Filebeats custom fields not sending with message

jspeer · September 15, 2017, 4:45pm

I'm running filebeats 5.5.1, the 2 fields that I've added into the prospector aren't sending with the logs. Here is my prospector:

- input_type: log
    paths:
        - /etc/filebeat/log/*.log
    fields: 
        log_type: promolog
        type: pricing
    fields_under_root: true

Here is the message I'm sending to the log

echo "This is a test" >> test.log

Here is what logstash is seeing

2017-09-15T16:39:48.593Z 1843d9713bf0 This is a test

andrewkroh · September 15, 2017, 6:27pm

How do you have Logstash configured? Where is that output coming from? Please share your Logstash config.

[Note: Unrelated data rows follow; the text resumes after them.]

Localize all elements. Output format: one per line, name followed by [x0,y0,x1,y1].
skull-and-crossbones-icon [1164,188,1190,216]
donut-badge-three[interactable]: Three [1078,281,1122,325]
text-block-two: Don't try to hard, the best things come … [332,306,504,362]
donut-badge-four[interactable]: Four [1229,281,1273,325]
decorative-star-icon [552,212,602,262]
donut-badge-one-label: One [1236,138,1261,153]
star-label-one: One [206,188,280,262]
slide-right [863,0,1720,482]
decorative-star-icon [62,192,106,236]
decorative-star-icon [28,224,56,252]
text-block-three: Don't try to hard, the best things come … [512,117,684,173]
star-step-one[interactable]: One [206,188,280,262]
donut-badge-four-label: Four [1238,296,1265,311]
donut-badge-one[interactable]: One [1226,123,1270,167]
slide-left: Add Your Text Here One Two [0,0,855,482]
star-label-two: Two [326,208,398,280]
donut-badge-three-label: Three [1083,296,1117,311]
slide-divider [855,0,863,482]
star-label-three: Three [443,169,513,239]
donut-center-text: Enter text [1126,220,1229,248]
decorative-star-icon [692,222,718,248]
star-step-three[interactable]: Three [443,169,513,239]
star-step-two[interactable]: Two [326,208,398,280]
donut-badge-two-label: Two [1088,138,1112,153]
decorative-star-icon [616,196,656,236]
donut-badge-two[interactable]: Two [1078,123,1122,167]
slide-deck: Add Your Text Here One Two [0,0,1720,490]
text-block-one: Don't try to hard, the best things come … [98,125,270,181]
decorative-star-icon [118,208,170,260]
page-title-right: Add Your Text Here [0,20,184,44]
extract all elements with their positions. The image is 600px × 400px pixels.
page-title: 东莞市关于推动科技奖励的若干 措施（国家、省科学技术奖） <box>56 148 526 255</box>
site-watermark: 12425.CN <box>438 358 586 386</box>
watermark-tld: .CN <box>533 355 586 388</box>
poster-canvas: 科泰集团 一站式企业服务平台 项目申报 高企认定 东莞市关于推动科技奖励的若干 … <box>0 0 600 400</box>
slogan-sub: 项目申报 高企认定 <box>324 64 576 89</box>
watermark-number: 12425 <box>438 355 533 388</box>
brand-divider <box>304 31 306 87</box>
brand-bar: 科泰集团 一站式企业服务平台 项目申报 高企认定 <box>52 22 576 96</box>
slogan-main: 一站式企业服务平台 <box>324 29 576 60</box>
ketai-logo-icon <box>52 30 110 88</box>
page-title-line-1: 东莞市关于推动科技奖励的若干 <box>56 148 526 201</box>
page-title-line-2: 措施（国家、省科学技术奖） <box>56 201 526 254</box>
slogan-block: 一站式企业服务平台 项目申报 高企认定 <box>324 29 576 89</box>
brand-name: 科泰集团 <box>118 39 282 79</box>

jspeer · September 15, 2017, 6:35pm

Here is the combined logstash config, it's separated into separate files for input, filter, and output

input {
  beats {
    port => 5044
    ssl => false
    #ssl_certificate => "/etc/pki/tls/certs/logstash-beats.crt"
    #ssl_key => "/etc/pki/tls/private/logstash-beats.key"
 }
}
filter {
  if [fields][log_type] == "promolog" {
    grok {
        match => { "message" => "%{TIMESTAMP_ISO8601:logtimestamp} %{WORD:msg} %
{SYSLOG5424SD:jclass} - %{WORD:rtype} %{SPACE}:%{SPACE}%{GREEDYDATA:payload}" }
  }
    date {
        match => ["logtimestamp", "YYYY-MM-dd HH:mm:ss,SSS"]
        target => "@timestamp"
        add_field => { "debug" => "timestampMatched"}
  }

   csv {
       source => "payload"
       separator => "|"
       remove_field => ["payload"]
  }

  mutate {
      add_field  => {
       "reqtype"  => "%{column2}"
       "ordernum" => "%{column3}"
       "brand"    => "%{column4}"
       "promo"    => "%{column5}"
     }
   } 
 }
 }
output {

   stdout {}
   elasticsearch {
   hosts => ["localhost"]
   manage_template => false
   index => "pricing-%{YYYY.MM.dd}"
   document_type => "pricing"
   user => "elastic"
   password => "changeme"

}
}

andrewkroh · September 15, 2017, 6:50pm

Try using a different codec with the stdout output. This should cause all fields to be logged.

output {
  stdout { codec => rubydebug { metadata => true } }
}

jspeer · September 15, 2017, 7:04pm

Perfect, thank you! I'm now seeing the fields in the logstash output.

system · October 13, 2017, 7:04pm

This topic was automatically closed 28 days after the last reply. New replies are no longer allowed.